Areas of Expertise
Industrial/Organisational (I/O) Psychologists have a wide range of skills, knowledge and abilities that allow us to contribute effectively to improve organisational effectiveness and the quality of work life. Specific areas of expertise include:
Change is often met with resistance. The individuals involved are often the biggest obstacles to successful change. Industrial/Organisational (I/O) Psychologists investigate specific issues causing resistance and develop, implement and evaluate strategies to engage employees within the change process.
Once development needs have been identified, coaching provides support, advice and feedback methodologies to assist individuals to improve their job performance. Industrial/Organisational (I/O) Psychologists use evidence-based theories of problem solving, motivation and learning to tailor the best approach for each individual.
Competency frameworks and capabilities define the knowledge, skills and abilities required for successful job performance providing an objective basis for selection, appraisal and training decisions. Industrial/Organisational (I/O) Psychologists systematically analyse the requirements of a role and accurately identify these competencies.
Leadership and talent development
Research demonstrates that effective leadership is less about innate personal characteristics, and far more about their behaviour. By altering behaviours, individuals can improve the effectiveness of their leadership. Industrial/Organisational (I/O) Psychologists advise on, and conduct a range of assessments to identify key areas for leadership and talent development.
Occupational health and safety/ Organisational wellness/ Mental health in the workplace
Well-being programs address the physical, mental and social needs of employees, resulting in improved health and productivity, reduced absenteeism and turnover of staff. Industrial/Organisational (I/O) Psychologists investigate programs that are strategically most valued by employees, then implement and evaluate the effectiveness of such programs.
All organisational structures, processes and systems should be aligned towards achieving an organisation’s mission, vision and objectives. Industrial/Organisational (I/O) Psychologists’ understanding of the factors that motivate individuals and groups can ensure that systems and processes encourage all employees to work towards desired objectives.
Organisational development is a system of planned, ongoing change that improves organisational effectiveness. Industrial/Organisational (I/O) Psychologists investigate the issues of most concern to employees, then create, implement and evaluate an appropriate learning and development strategy to create fluid transfer of knowledge.
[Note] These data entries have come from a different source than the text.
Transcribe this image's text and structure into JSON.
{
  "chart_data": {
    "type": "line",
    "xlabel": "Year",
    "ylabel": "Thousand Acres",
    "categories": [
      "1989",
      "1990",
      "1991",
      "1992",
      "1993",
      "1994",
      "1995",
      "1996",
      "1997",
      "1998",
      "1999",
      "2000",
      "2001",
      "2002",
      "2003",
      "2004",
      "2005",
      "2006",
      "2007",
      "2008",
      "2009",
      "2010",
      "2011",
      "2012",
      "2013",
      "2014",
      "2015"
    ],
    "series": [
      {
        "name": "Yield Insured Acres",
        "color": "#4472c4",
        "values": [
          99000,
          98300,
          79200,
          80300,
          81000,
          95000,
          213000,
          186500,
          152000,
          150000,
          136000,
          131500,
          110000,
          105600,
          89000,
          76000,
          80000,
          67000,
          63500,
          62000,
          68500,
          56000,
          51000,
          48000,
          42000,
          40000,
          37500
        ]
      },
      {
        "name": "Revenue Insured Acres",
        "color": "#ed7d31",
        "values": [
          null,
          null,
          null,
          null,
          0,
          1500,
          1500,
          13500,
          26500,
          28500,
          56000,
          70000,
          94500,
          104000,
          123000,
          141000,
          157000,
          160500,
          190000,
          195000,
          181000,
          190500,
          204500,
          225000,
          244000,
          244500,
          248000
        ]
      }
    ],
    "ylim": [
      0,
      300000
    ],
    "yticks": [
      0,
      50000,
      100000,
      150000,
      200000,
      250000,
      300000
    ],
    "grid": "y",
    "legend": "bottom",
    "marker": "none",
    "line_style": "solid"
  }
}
Psychometric assessment can evaluate whether an individual has the competencies required for a role, highlight the most effective way to manage them and identify areas for development. Industrial/Organisational (I/O) Psychologists advise, administer and provide feedback on the optimal method to gain these insights to enhance productivity and longevity in the workplace.
To achieve an organisation’s mission, vision and objectives, clear and effective strategies must be determined. There are likely to be many potential strategies that will achieve the desired result, each with specific costs and benefits. Industrial/Organisational (I/O) Psychologists can facilitate discussion and decision-making processes to gain agreement on the most optimal strategies.
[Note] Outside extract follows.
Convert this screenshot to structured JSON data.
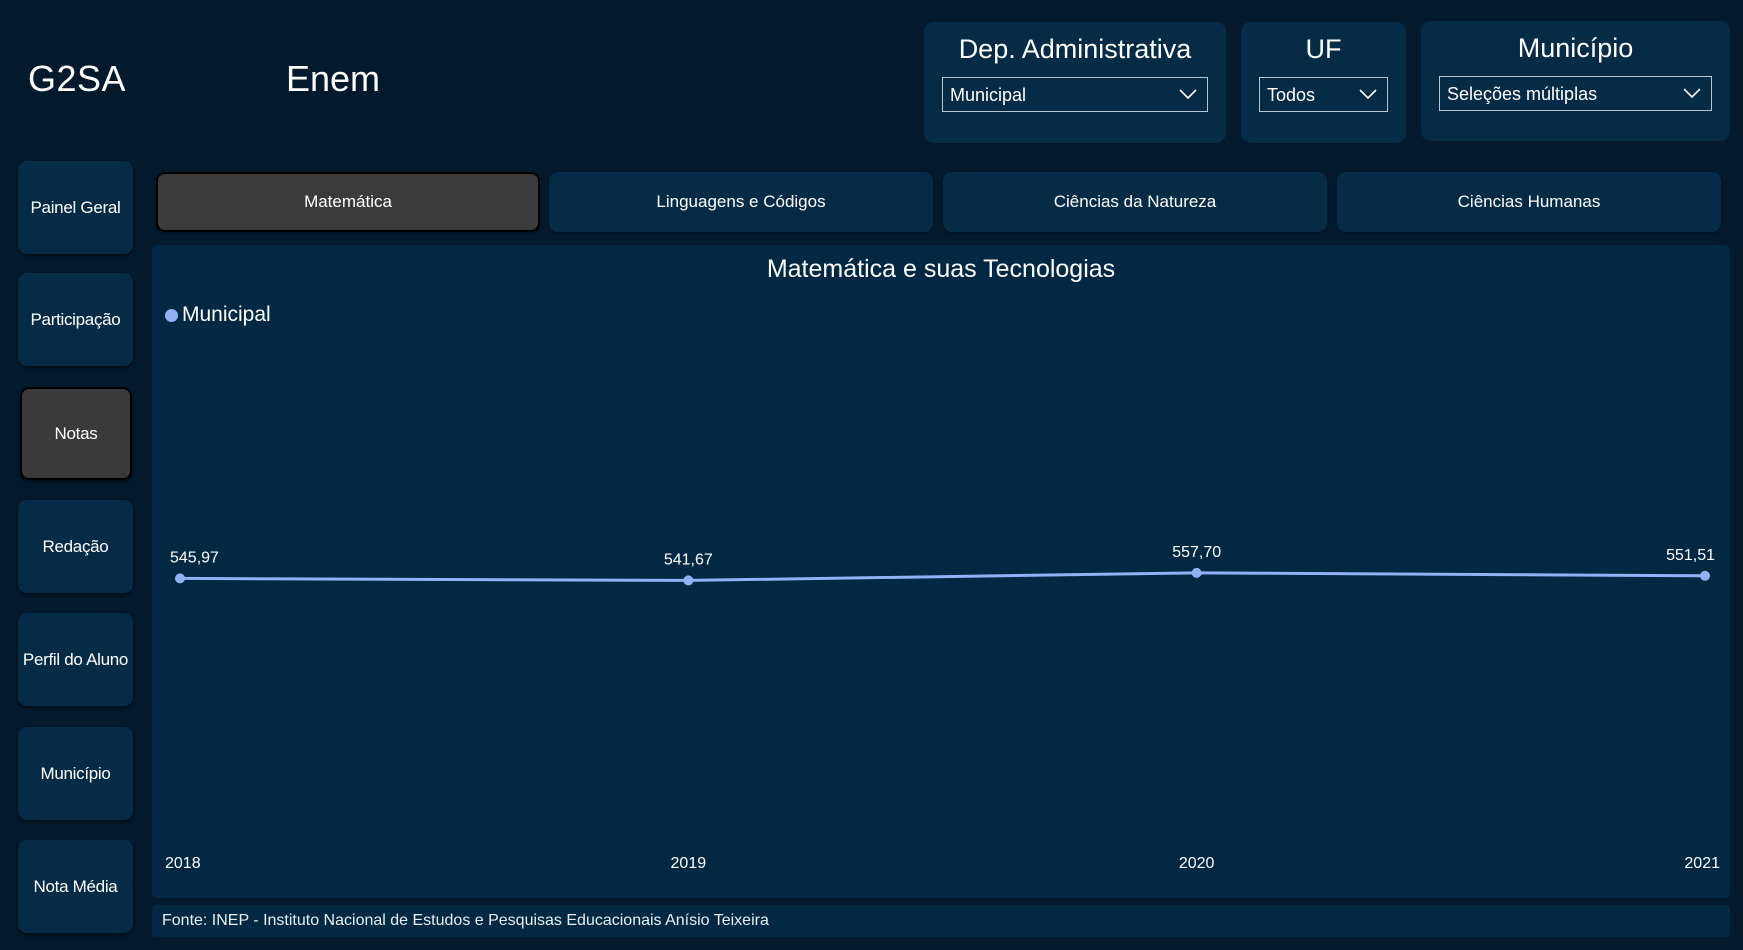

Team development/ Building effective teams
An effective team requires all members to contribute, communicate, and co-ordinate their efforts. Industrial/Organisational (I/O) Psychologists assess levels of team functioning, then design, facilitate and evaluate strategies to improve team effectiveness and cohesion.
Training and development
For development initiatives to be successful, training and facilitation must be effective. Industrial/Organisational (I/O) Psychologists understand the complex nature of group dynamics, improving outcomes of group facilitation, and apply theories of adult learning and motivation to maximise training and development outcomes.
Work Design/Job Design/Role Clarity
Work design concerns the “content and organisation of one’s work tasks, activities, relationships, and responsibilities” (Parker, 2014). Industrial/Organisational (I/O) Psychologists review job tasks, relationships, and an individual’s way of thinking about their work to ensure that their roles are meaningful and motivating, thus creating greater productivity and job satisfaction.